Eve Online is a sandbox game, and players can do a multitude of things like explore the game's universe, get involved in the politics of the corporations (the game's equivalent of guilds), mine for minerals, trade items on the game's market or fight other players. Many players currently build third-party software that uses data from the game to help manage corporations, monitor the market and create map visualizations of which corporations control which territory. By further investing in a platform that lets players use more data to build more tools, Nordgren believes this will enrich the experience for existing players.

"Just like the sandbox of Eve Online, we want to kind of sit back and see what things players come up with."

The shift of power to the players is also a sign of Nordgren putting faith in the community's ability to share their experiences in a way that might entice new players to give Eve Online a shot. The game is notoriously difficult to get into, and its dry tutorial doesn't help. Nordgren hopes players' experiences will be the hook new players need to stick with Eve beyond the tutorial.

The game currently has Twitch-streaming support, and Nordgren said that's the kind of thing CCP wants to do more of.

"At the moment, when players fight each other in the game, they can get reports that detail the amount of damage done.
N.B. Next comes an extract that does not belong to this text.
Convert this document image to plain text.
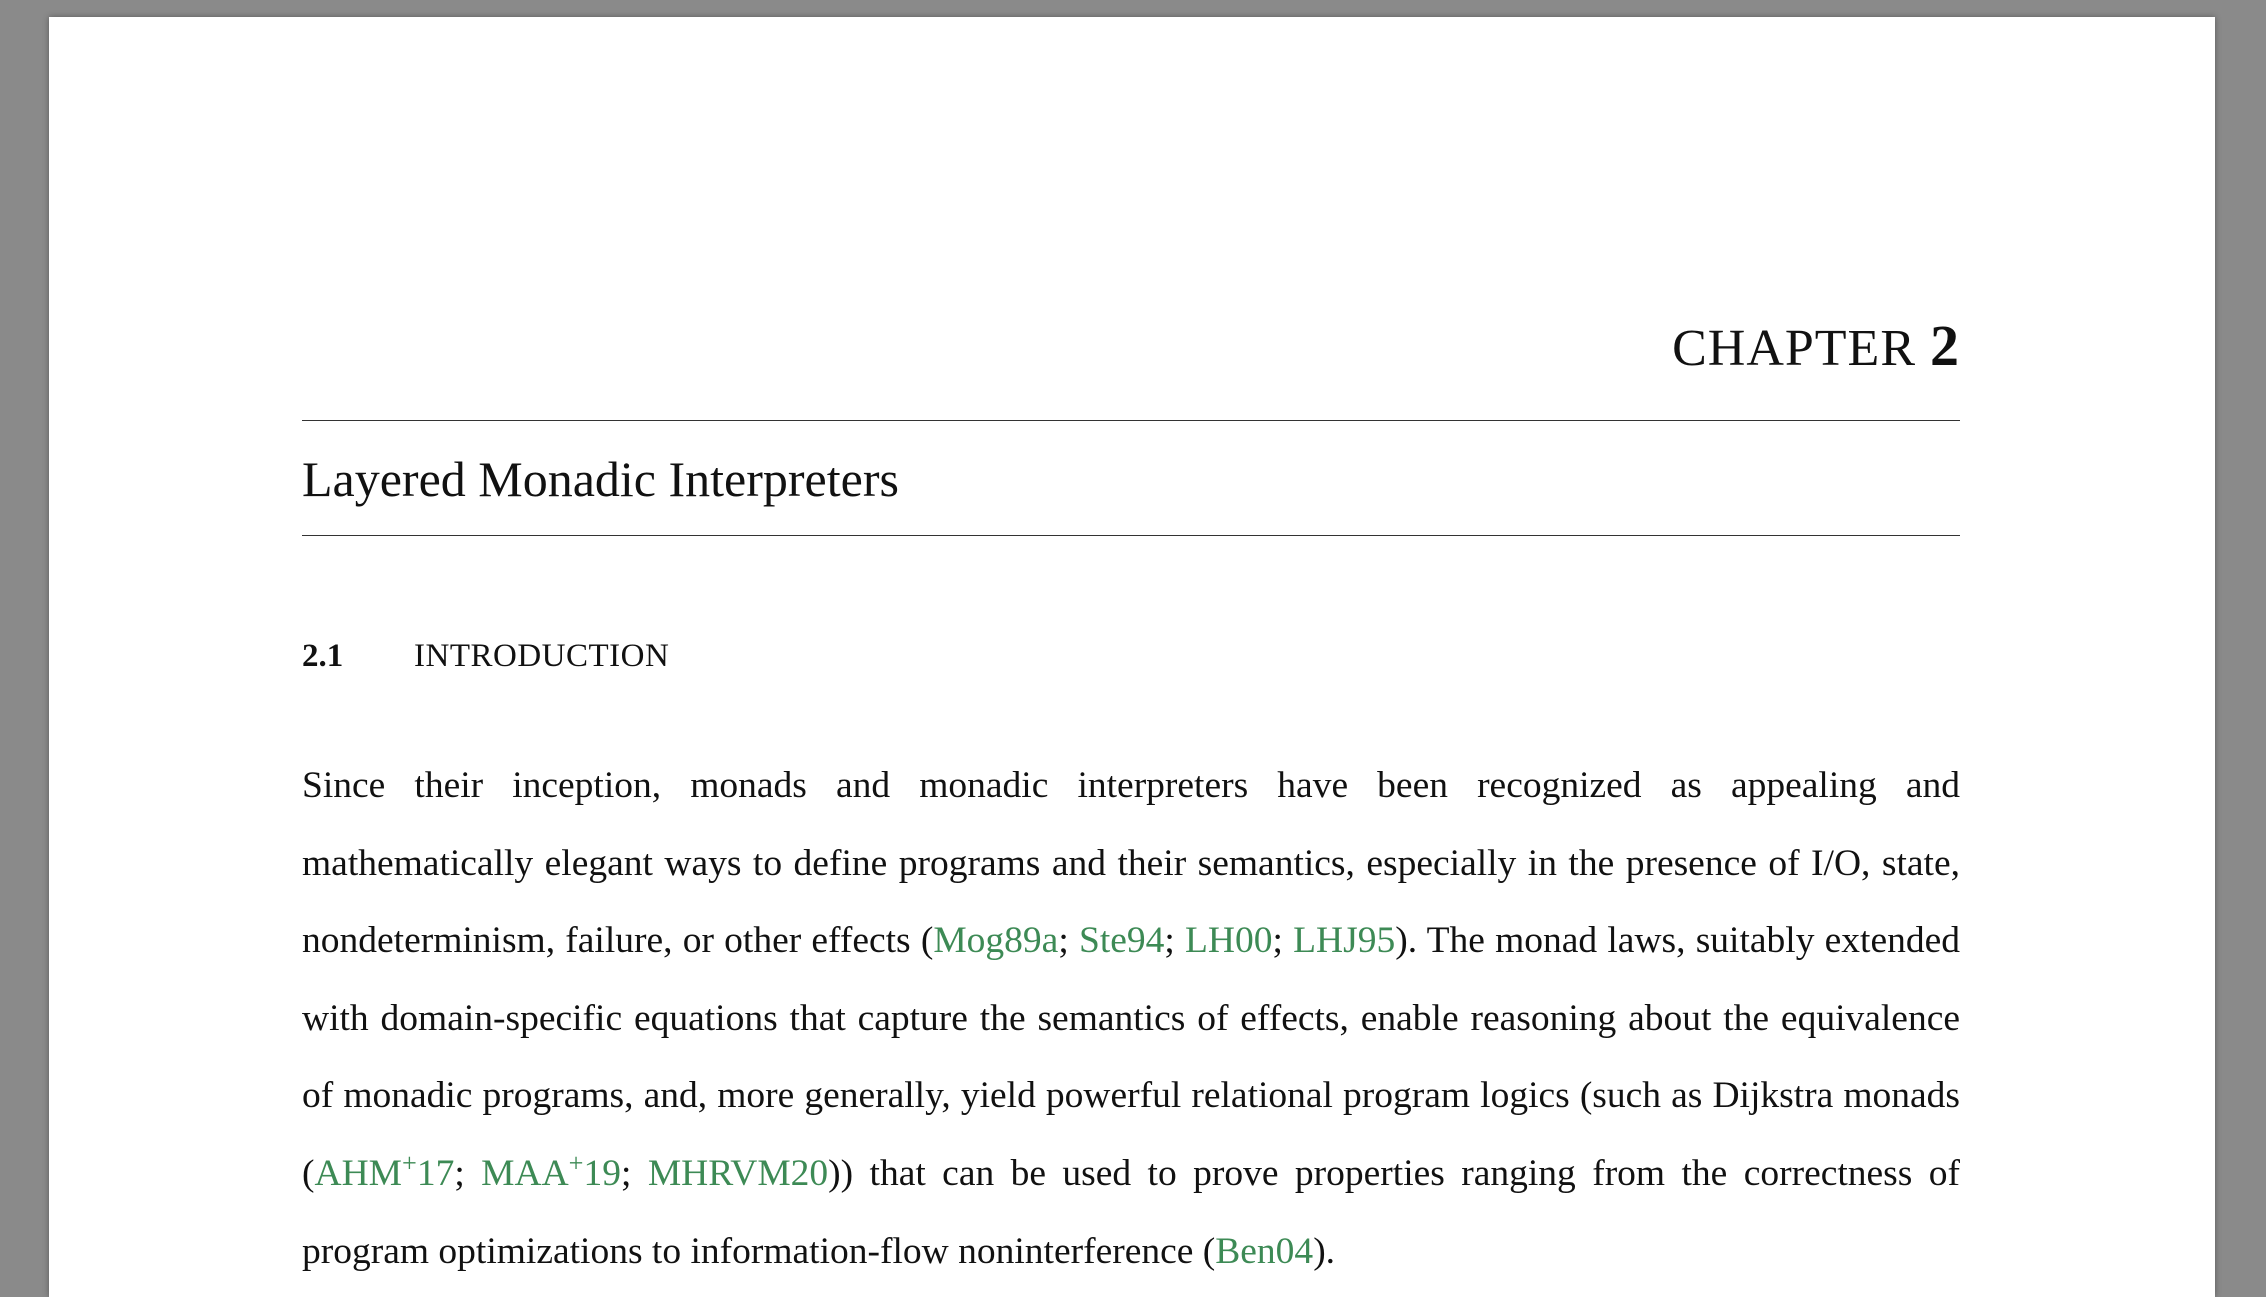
CHAPTER 2
Layered Monadic Interpreters
2.1 INTRODUCTION

Since their inception, monads and monadic interpreters have been recognized as appealing and mathematically elegant ways to define programs and their semantics, especially in the presence of I/O, state, nondeterminism, failure, or other effects (Mog89a; Ste94; LH00; LHJ95). The monad laws, suitably extended with domain-specific equations that capture the semantics of effects, enable reasoning about the equivalence of monadic programs, and, more generally, yield powerful relational program logics (such as Dijkstra monads (AHM+17; MAA+19; MHRVM20)) that can be used to prove properties ranging from the correctness of program optimizations to information-flow noninterference (Ben04).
These reports can be shared with other players and act as a record of a fight that happened," Nordgren said. "We want to make even more ways for players to capture and grab hold of something that happened in the game that they can then talk about outside the game. Some of those stories will not only be interesting to players inside the game, but you will always also get the stories that resonate with a wider group of people. So it's about giving our players the tools to grab hold of and export what happened to them in the game and let them tell that story."

According to Nordgren, this is a kind of roundabout way of making the game more accessible. Instead of having CCP go out and tell potential players about the freedom they have in the game and the many things they can do in the sandbox environment, she wants potential players to see the hundreds of examples from existing players of all the cool things they can do.

"A year from now I want Eve Online to be a thriving community with not just one big story going on in terms of the player-driven activities in the game," she said. "Currently we have two big power blocks that are kind of locked in a struggle. I want hundreds of story-lines going on between many more entities in the game. That's what we're trying to build with all the new features."